Verse, Fame and Beauty are intense indeed,
But Death intenser -- Death is Life's high meed.’
In the conclusion of Adonais, Shelley concurs with Keats' verdict that ‘life is but a dream’ as Adonais has ‘awakened from the dream of life’ but goes further, detailing the prerequisites for fulfilment in the hereafter. ‘Dust to the dust’ is not merely an echo of the Christian funeral service which refers to the destiny of human remains but signifies a hell of non‑existence to which ‘the nameless worm’ and like are consigned as there is nothing in their earthly life to fulfil in the next.
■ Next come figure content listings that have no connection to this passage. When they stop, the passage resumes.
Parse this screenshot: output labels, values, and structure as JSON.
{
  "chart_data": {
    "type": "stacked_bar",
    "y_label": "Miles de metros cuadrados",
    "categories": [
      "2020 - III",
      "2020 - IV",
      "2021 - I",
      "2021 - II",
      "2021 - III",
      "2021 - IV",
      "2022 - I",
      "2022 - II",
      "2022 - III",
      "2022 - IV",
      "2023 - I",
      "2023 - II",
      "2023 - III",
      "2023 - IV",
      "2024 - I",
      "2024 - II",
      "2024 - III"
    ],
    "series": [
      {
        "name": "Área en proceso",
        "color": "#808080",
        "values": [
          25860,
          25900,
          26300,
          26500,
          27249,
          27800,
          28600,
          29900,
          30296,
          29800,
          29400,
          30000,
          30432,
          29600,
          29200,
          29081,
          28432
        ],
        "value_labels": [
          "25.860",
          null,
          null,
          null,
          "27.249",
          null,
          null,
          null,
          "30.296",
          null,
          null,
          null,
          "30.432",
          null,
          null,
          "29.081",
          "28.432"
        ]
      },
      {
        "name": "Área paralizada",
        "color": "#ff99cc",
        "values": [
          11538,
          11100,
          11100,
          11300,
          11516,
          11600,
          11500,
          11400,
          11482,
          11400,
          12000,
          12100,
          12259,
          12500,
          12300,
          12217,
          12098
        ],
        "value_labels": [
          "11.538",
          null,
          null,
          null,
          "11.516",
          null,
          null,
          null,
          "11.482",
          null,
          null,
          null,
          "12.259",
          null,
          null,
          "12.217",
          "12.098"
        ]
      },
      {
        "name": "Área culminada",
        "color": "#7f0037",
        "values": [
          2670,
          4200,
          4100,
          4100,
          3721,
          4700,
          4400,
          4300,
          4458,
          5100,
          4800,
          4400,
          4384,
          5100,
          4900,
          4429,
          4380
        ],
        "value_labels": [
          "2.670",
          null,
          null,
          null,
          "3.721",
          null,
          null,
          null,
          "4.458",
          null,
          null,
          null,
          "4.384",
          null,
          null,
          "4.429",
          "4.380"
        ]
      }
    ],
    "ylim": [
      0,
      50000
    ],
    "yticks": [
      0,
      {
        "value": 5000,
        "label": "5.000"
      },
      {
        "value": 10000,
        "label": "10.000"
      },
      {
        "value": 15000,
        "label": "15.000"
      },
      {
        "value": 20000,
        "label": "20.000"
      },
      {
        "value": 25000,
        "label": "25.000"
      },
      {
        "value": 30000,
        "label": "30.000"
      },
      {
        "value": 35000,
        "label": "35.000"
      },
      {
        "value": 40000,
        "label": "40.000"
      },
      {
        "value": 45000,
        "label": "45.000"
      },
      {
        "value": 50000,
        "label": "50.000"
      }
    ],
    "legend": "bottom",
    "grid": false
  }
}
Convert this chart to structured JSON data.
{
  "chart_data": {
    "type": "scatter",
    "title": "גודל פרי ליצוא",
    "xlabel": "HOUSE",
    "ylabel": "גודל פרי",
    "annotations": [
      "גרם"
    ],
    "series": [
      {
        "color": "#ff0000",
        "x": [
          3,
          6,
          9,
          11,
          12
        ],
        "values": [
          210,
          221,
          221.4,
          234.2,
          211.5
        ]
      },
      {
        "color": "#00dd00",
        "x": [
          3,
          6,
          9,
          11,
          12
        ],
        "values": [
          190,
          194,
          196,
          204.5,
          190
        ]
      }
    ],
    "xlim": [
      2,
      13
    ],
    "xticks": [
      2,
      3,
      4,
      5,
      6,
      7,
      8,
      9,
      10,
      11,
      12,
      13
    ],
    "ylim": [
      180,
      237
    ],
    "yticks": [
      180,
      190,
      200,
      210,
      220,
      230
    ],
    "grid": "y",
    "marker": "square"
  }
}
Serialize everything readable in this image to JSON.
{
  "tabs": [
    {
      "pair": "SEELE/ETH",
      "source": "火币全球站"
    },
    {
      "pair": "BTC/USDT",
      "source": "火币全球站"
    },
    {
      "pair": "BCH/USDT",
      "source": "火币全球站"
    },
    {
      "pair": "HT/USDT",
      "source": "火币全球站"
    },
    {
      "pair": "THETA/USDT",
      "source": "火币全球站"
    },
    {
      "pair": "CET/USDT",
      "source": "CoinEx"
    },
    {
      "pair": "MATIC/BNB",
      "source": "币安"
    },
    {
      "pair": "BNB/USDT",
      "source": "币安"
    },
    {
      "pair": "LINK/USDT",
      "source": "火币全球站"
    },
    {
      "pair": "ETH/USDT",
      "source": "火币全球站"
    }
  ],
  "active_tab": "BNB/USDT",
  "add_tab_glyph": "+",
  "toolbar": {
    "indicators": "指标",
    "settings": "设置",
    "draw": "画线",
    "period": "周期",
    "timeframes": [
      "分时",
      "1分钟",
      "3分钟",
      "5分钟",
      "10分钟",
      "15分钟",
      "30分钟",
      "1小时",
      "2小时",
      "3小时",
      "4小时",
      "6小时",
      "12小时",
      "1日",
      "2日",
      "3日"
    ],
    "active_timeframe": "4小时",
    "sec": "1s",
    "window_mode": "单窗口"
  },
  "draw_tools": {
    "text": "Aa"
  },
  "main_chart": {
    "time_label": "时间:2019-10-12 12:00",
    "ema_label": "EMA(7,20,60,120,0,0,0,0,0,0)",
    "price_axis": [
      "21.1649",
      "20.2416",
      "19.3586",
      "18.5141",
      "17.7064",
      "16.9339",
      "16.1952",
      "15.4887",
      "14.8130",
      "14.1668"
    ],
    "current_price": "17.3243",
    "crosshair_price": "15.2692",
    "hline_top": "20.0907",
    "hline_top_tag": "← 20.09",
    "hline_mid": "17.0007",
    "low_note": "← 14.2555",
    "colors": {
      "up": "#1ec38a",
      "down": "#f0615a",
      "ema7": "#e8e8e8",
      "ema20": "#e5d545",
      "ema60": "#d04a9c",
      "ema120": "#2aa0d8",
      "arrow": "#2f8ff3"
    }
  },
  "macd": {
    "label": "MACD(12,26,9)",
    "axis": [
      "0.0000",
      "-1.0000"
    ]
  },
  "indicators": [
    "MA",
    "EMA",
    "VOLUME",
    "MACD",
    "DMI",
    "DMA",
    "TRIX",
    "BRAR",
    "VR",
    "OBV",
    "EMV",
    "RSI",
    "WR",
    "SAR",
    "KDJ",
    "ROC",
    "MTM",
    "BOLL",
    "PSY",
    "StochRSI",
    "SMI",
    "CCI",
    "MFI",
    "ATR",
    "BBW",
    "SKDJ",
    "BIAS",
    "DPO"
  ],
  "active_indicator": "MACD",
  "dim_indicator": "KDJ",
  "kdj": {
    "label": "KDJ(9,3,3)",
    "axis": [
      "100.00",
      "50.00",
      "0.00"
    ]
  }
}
The ‘pure spirit, that is Adonais and those of poetic vision, ‘flow/ Back to the burning fountain whence it came’. The imagery of flame denotes that this privilege is reserved for those of a fiery disposition such as Chatterton, Sidney and Lucan who have gained immortality by way of their ‘transmitted effluence’ and ‘cannot die/ So long as fire outlives the parent spark.’
Shelley provides evidence for his proposition in the fire imagery of the pyramid tomb of Gaiuis Cestius who, as Tribune of the Plebs, was perceived by Shelley to be a protector of the masses and therefore exalted in his estimation. Cestius being one of those ‘Who waged contention with their time's decay’ has justified his earthly existence and become one ‘that cannot fade away.’ A hint of the Pythagorean doctrine of the transmutation of souls may be found in a pun on ‘sublime’ which ostensibly refers to the ethereal aspect of the pyramid but which can also refer to the chemical process of evaporation of delicate matter from baser material.
Further evidence of the spirit's journey beyond the tomb may be discovered in To William Shelley:
‘Here its ashes find a tomb
But beneath this pyramid
Thou art not .......’
The particulars of post mortal existence are however unavailable to us while we remain in our mundane existence:
‘Life, like a dome of many-coloured glass,
Stains the white radiance of Eternity’
The light and glass imagery denote that in life we see the ‘white radiance of Eternity’ yet are prevented from experiencing its full effect because of the distorting effect of the ‘many-coloured glass’. We can see that there is something there but we cannot comprehend it. Shelley is indebted for this metaphor to St Paul who expressed a similar sentiment ‘For now we see through a glass darkly; but then face to face: now I know in part; but then shall I know even as also I am known.’. [I/ Corinthians 13]
Evidence of Shelley's confidence in his expressed philosophy may be obtained from a Freudian reading of ‘my spirit's bark is driven ... to the tempest given.’ Shelley's enthusiasm to follow the ‘star’ of Adonais in his ‘spirit's bark’ expresses what Freudians designate ‘thanatos', the death wish. This reading becomes credible when we consider that Shelley met his death in a perilously navigated craft.
It seems that neither poet deems worthy of consideration the conventional Christian doctrine of death being a ‘knell which summons thee to Heaven or to Hell’ yet both repudiate the notion of death being finality. The concept of extinction after death is examined only that it might be refuted. Keats and Shelley examine the ramifications of the meaning of death and each without detailing particulars concludes that it leads to a ‘home’ or an ‘abode where the Eternal are’.